Albeit limited in scope, the findings of this study have some implications for English for Academic Purposes course. Our findings may help the instructor equip his or her Master's students with the ability to use the reporting verbs appropriately in writing up their theses before they move to a higher level of study, such as PhD. It is also hoped that the study will enhance the students' understanding about the important elements in research writing, especially in using reporting verbs. In addition, it may as well assist the instructor or the students to structure their theses, and hence adding it to the existing information that they have had. The data presented in this study, which focused on Master's students in a local setting, may be able to provide practical information for teaching novice researchers in the university in order to help them acquire adequate knowledge and obtain recognition from the international community.

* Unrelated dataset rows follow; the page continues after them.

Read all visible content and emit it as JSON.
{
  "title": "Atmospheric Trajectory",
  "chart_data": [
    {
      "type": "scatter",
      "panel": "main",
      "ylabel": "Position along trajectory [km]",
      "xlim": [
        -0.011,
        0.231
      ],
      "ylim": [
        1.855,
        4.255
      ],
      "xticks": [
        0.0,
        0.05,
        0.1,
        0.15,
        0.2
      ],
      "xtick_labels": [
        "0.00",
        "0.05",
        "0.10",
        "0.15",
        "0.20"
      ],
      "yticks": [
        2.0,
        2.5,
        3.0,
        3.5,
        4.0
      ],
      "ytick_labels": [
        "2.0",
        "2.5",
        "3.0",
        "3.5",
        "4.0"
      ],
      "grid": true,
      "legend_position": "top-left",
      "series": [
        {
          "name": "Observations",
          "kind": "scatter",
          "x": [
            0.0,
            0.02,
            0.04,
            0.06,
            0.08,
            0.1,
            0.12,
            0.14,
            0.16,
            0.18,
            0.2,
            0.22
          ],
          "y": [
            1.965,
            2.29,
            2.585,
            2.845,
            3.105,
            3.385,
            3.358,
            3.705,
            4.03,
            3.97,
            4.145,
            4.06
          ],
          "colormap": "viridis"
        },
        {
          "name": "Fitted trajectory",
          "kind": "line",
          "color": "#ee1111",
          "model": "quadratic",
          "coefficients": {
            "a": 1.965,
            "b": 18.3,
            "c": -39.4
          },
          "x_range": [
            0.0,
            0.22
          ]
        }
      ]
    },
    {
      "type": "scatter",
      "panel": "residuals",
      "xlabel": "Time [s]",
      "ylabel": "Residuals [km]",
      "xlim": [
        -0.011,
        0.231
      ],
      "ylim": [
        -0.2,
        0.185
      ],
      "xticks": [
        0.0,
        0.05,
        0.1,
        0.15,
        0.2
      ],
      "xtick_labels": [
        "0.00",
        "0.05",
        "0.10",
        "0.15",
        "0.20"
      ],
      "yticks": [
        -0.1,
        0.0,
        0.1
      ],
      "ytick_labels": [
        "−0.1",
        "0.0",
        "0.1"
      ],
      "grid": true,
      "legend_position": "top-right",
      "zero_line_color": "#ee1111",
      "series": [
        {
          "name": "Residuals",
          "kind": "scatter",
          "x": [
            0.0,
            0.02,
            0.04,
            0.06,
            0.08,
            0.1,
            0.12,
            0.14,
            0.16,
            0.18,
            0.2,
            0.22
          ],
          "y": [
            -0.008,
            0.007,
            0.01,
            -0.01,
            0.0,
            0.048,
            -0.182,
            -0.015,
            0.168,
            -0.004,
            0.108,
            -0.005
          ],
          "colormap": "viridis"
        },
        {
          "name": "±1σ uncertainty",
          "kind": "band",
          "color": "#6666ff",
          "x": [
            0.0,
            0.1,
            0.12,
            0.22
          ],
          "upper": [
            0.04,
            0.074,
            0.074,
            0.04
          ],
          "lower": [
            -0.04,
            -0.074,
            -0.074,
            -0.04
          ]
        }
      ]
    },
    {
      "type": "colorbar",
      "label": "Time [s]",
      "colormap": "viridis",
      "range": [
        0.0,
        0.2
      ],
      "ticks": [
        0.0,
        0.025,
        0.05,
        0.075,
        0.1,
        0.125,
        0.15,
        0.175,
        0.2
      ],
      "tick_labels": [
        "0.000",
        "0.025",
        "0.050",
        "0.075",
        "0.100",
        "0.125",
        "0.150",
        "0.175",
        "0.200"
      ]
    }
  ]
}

This study has also given some information on how to help university students, particularly Master's students and novice researchers, use the right reporting verbs to produce impactful theses. This is because having the linguistic proficiency alone is inadequate and it has to be substantiated with the knowledge of reporting verbs as well. Knowing the linguistic features will help Master's students and novice researchers to produce clear, coherent, and effective theses.

Acknowledgements

This paper took about a few months from conception to completion. It involved countless cycles of exploration, inquiry, doubt, confusion and uncertainty. After all, praise to the Almighty God for His perseverance and the strengths given for me to complete this paper. This paper would never have come to fruition without the support of the individuals, and it is worth acknowledging their efforts. First and foremost, I am highly indebted to the guidance and patience of my supervisor, Dr. Noorizah Mohd Noor, who consistently gave me precious advice, motivation, and intellectual help to complete this paper. I would also like to express my gratitude to UKM for the funds given. Let me also thank my beloved parents, family and fellow friends for their moral support throughout the difficult moments. Without all of them, I am not sure whether I could endure all these challenging episodes.